19.04.2006 | 16:11 Uhr |

Ein Anti-Spyware-Programm meldet Dateien als verseucht, die es selbst angelegt hat.

Bereits seit geraumer Zeit werden immer wieder neue Programme angeboten, die angeblich Spyware entdecken und entfernen sollen. Tatsächlich sind viele dieser Programm dazu gar nicht in der Lage. Neuester Vertreter dieser Software-Gattung ist "Spyware Soft Stop", wie das Sicherheitsunternehmen Sunbelt Software berichtet.

Es steckt meist in einem Installationsprogramm namens "sss_bot.exe". Wer dieses aufruft, erhält im System-Tray ein Symbol, das in einer Sprechblase im Stil von Windows Update auf eine wahrscheinliche Infektion des Rechners hinweist. Darin wird in lausigem Englisch behauptet, Microsoft empfehle die Prüfung auf vorhandene Spyware. Ferner wird der Anwender zum Download von Updates aufgefordert.

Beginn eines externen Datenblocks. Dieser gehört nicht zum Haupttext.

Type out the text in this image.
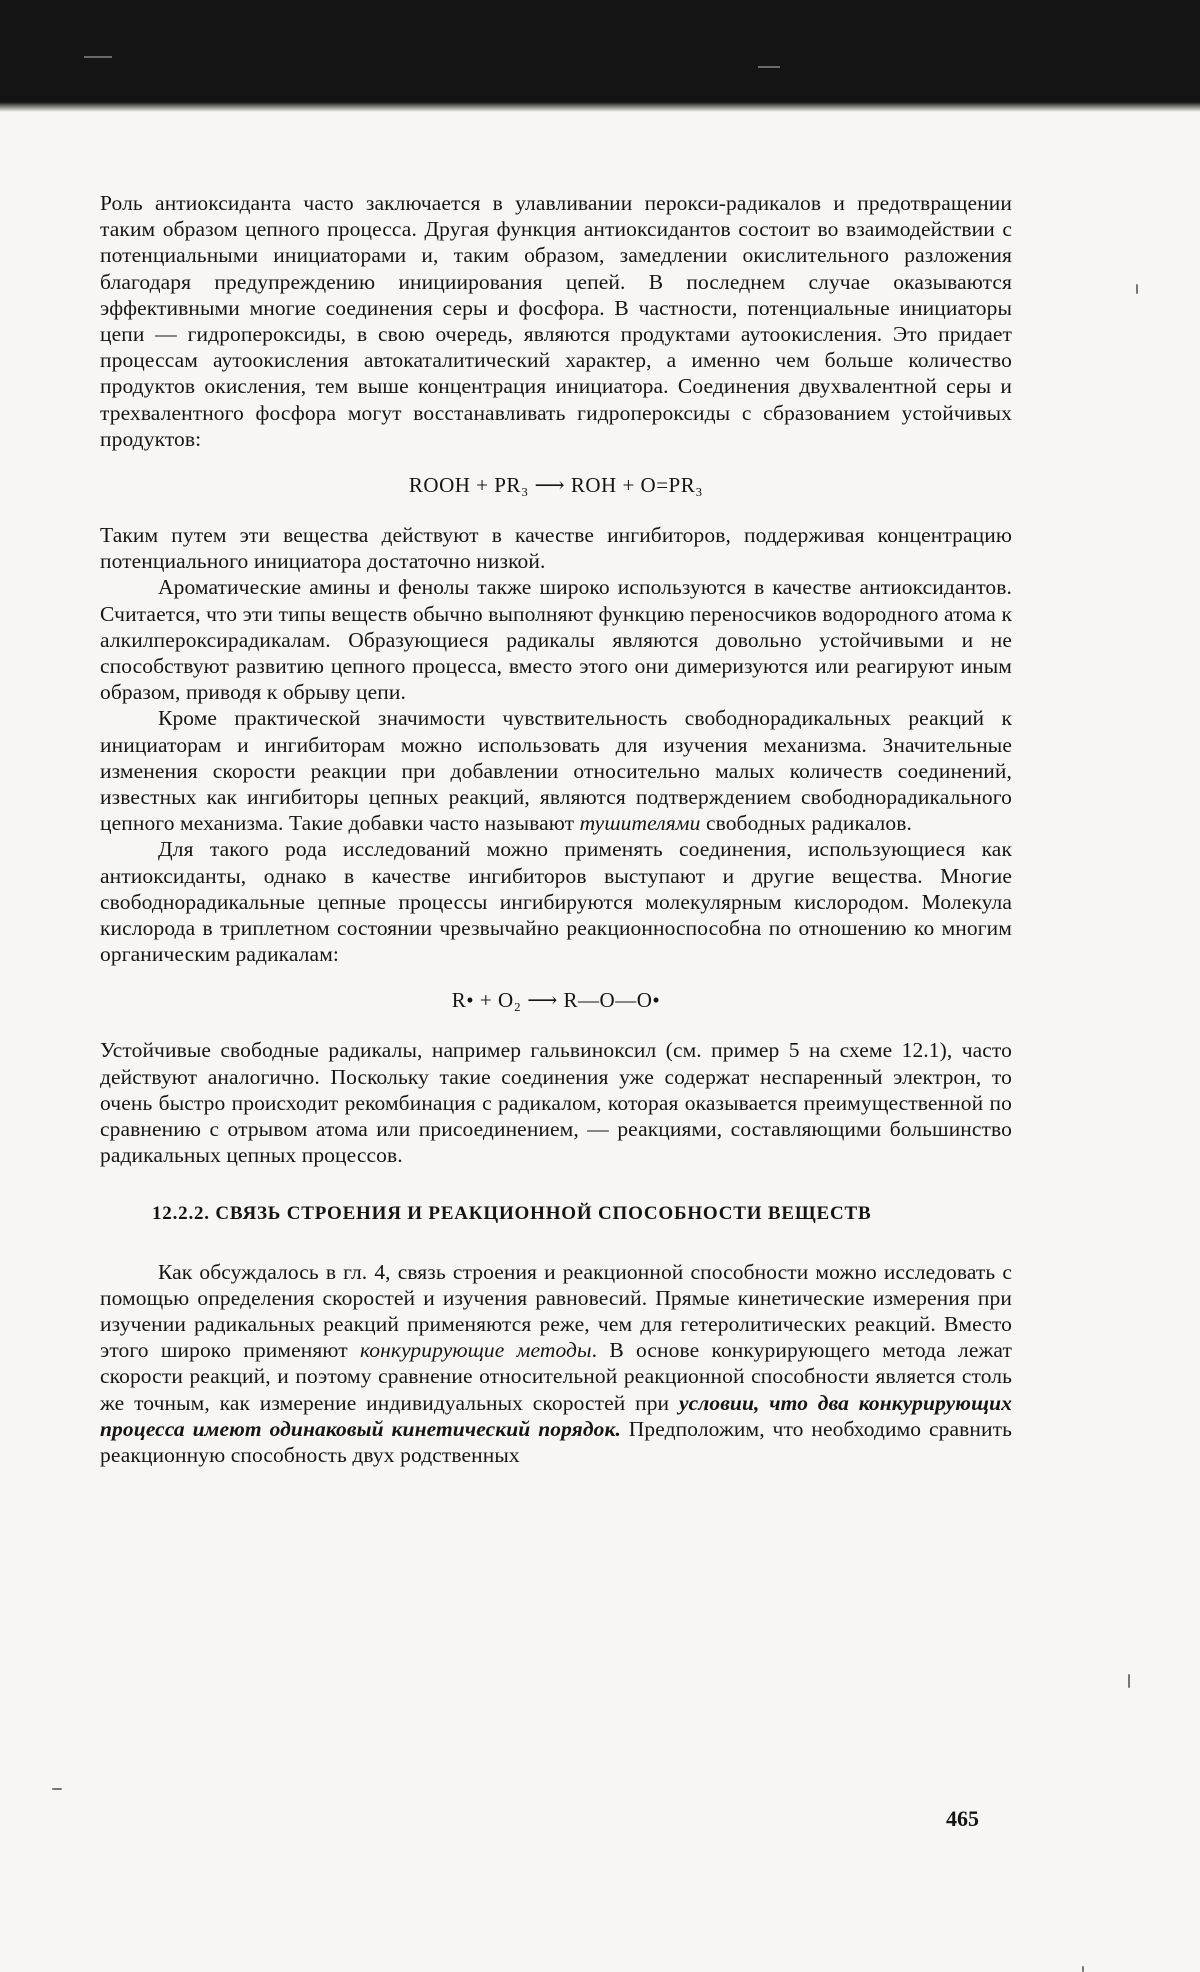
Роль антиоксиданта часто заключается в улавливании перокси-радикалов и предотвращении таким образом цепного процесса. Другая функция антиоксидантов состоит во взаимодействии с потенциальными инициаторами и, таким образом, замедлении окислительного разложения благодаря предупреждению инициирования цепей. В последнем случае оказываются эффективными многие соединения серы и фосфора. В частности, потенциальные инициаторы цепи — гидропероксиды, в свою очередь, являются продуктами аутоокисления. Это придает процессам аутоокисления автокаталитический характер, а именно чем больше количество продуктов окисления, тем выше концентрация инициатора. Соединения двухвалентной серы и трехвалентного фосфора могут восстанавливать гидропероксиды с сбразованием устойчивых продуктов:

ROOH + PR₃ ⟶ ROH + O=PR₃

Таким путем эти вещества действуют в качестве ингибиторов, поддерживая концентрацию потенциального инициатора достаточно низкой.

Ароматические амины и фенолы также широко используются в качестве антиоксидантов. Считается, что эти типы веществ обычно выполняют функцию переносчиков водородного атома к алкилпероксирадикалам. Образующиеся радикалы являются довольно устойчивыми и не способствуют развитию цепного процесса, вместо этого они димеризуются или реагируют иным образом, приводя к обрыву цепи.

Кроме практической значимости чувствительность свободнорадикальных реакций к инициаторам и ингибиторам можно использовать для изучения механизма. Значительные изменения скорости реакции при добавлении относительно малых количеств соединений, известных как ингибиторы цепных реакций, являются подтверждением свободнорадикального цепного механизма. Такие добавки часто называют тушителями свободных радикалов.

Для такого рода исследований можно применять соединения, использующиеся как антиоксиданты, однако в качестве ингибиторов выступают и другие вещества. Многие свободнорадикальные цепные процессы ингибируются молекулярным кислородом. Молекула кислорода в триплетном состоянии чрезвычайно реакционноспособна по отношению ко многим органическим радикалам:

R• + O₂ ⟶ R—O—O•

Устойчивые свободные радикалы, например гальвиноксил (см. пример 5 на схеме 12.1), часто действуют аналогично. Поскольку такие соединения уже содержат неспаренный электрон, то очень быстро происходит рекомбинация с радикалом, которая оказывается преимущественной по сравнению с отрывом атома или присоединением, — реакциями, составляющими большинство радикальных цепных процессов.

12.2.2. СВЯЗЬ СТРОЕНИЯ И РЕАКЦИОННОЙ СПОСОБНОСТИ ВЕЩЕСТВ

Как обсуждалось в гл. 4, связь строения и реакционной способности можно исследовать с помощью определения скоростей и изучения равновесий. Прямые кинетические измерения при изучении радикальных реакций применяются реже, чем для гетеролитических реакций. Вместо этого широко применяют конкурирующие методы. В основе конкурирующего метода лежат скорости реакций, и поэтому сравнение относительной реакционной способности является столь же точным, как измерение индивидуальных скоростей при условии, что два конкурирующих процесса имеют одинаковый кинетический порядок. Предположим, что необходимо сравнить реакционную способность двух родственных

465
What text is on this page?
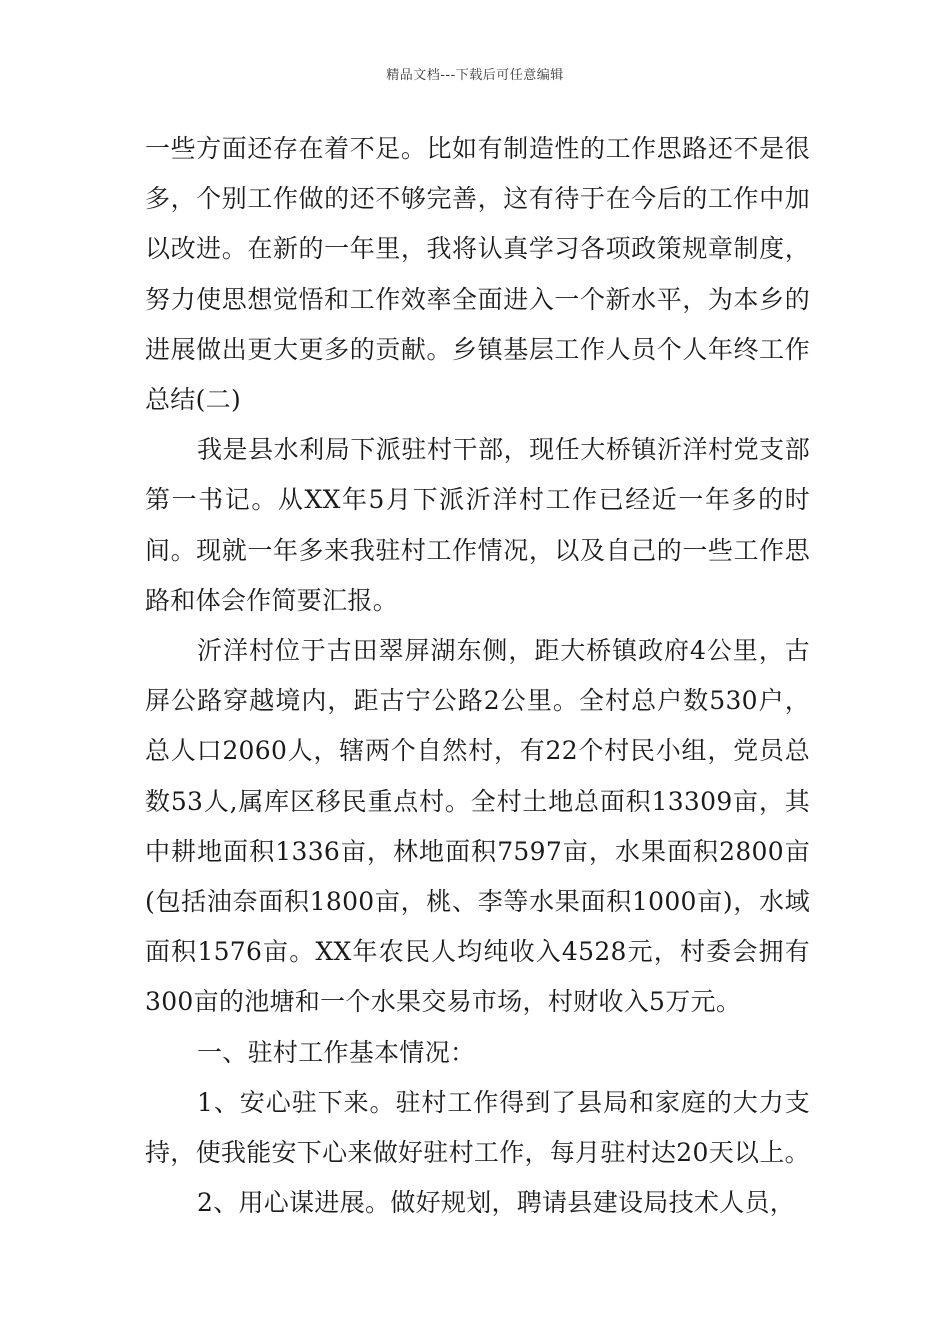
精品文档---下载后可任意编辑

一些方面还存在着不足。比如有制造性的工作思路还不是很多，个别工作做的还不够完善，这有待于在今后的工作中加以改进。在新的一年里，我将认真学习各项政策规章制度，努力使思想觉悟和工作效率全面进入一个新水平，为本乡的进展做出更大更多的贡献。乡镇基层工作人员个人年终工作总结(二)

我是县水利局下派驻村干部，现任大桥镇沂洋村党支部第一书记。从XX年5月下派沂洋村工作已经近一年多的时间。现就一年多来我驻村工作情况，以及自己的一些工作思路和体会作简要汇报。

沂洋村位于古田翠屏湖东侧，距大桥镇政府4公里，古屏公路穿越境内，距古宁公路2公里。全村总户数530户，总人口2060人，辖两个自然村，有22个村民小组，党员总数53人,属库区移民重点村。全村土地总面积13309亩，其中耕地面积1336亩，林地面积7597亩，水果面积2800亩(包括油奈面积1800亩，桃、李等水果面积1000亩)，水域面积1576亩。XX年农民人均纯收入4528元，村委会拥有300亩的池塘和一个水果交易市场，村财收入5万元。

一、驻村工作基本情况：

1、安心驻下来。驻村工作得到了县局和家庭的大力支持，使我能安下心来做好驻村工作，每月驻村达20天以上。

2、用心谋进展。做好规划，聘请县建设局技术人员，
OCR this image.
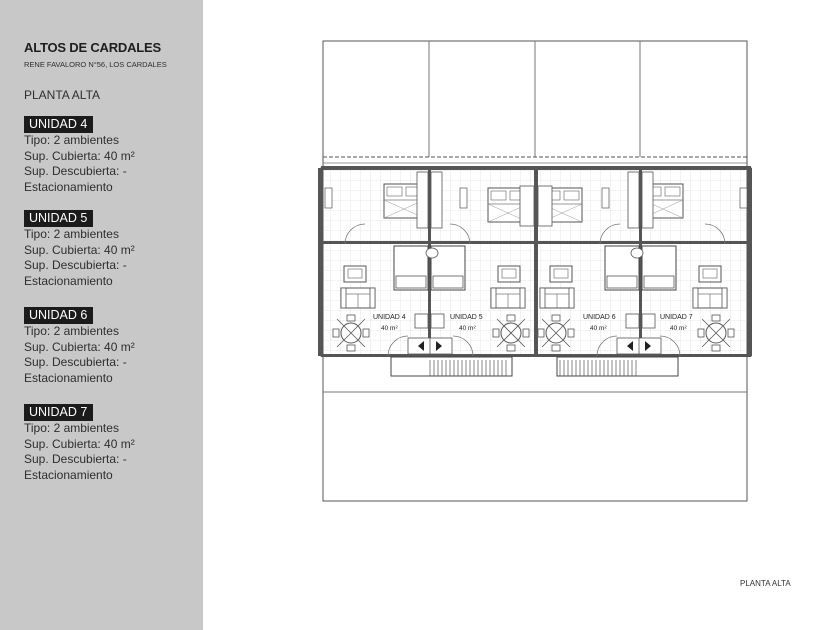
ALTOS DE CARDALES
RENE FAVALORO N°56, LOS CARDALES
PLANTA ALTA
UNIDAD 4
Tipo: 2 ambientes
Sup. Cubierta: 40 m²
Sup. Descubierta: -
Estacionamiento
UNIDAD 5
Tipo: 2 ambientes
Sup. Cubierta: 40 m²
Sup. Descubierta: -
Estacionamiento
UNIDAD 6
Tipo: 2 ambientes
Sup. Cubierta: 40 m²
Sup. Descubierta: -
Estacionamiento
UNIDAD 7
Tipo: 2 ambientes
Sup. Cubierta: 40 m²
Sup. Descubierta: -
Estacionamiento
UNIDAD 4
40 m²
UNIDAD 5
40 m²
UNIDAD 6
40 m²
UNIDAD 7
40 m²
PLANTA ALTA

Klickt er dann auf das Symbol, erscheint ein Dialog mit dem Titel "Windows Update", der nochmals zum Download von Updates auffordert. Leistet der Benutzer dem Folge, wird "Spyware Soft Stop" installiert. Nach einem Scan des Rechners meldet das Programm eine Reihe von angeblich infizierten Dateien. Genannt werden beispielsweise Würmer wie "I-Worm.Mydoom" oder Trojanische Pferde, Makro-Viren und so fort - im Grunde die gesamte Bandbreite an Malware.

Ein wenig überrascht waren die Fachleute um Sunbelt-Chef Alex Eckelberry dann doch, als sie feststellten, dass die angeblich verseuchten Dateien nicht nur harmloser Datenmüll waren, sondern auch erst durch die Installation von "Spyware Soft Stop" auf der Festplatte angelegt worden waren. So ist es für ein an sich nutzloses Programm einfach zu demonstrieren, dass es die vermeintlichen Schädlinge auch entfernen kann.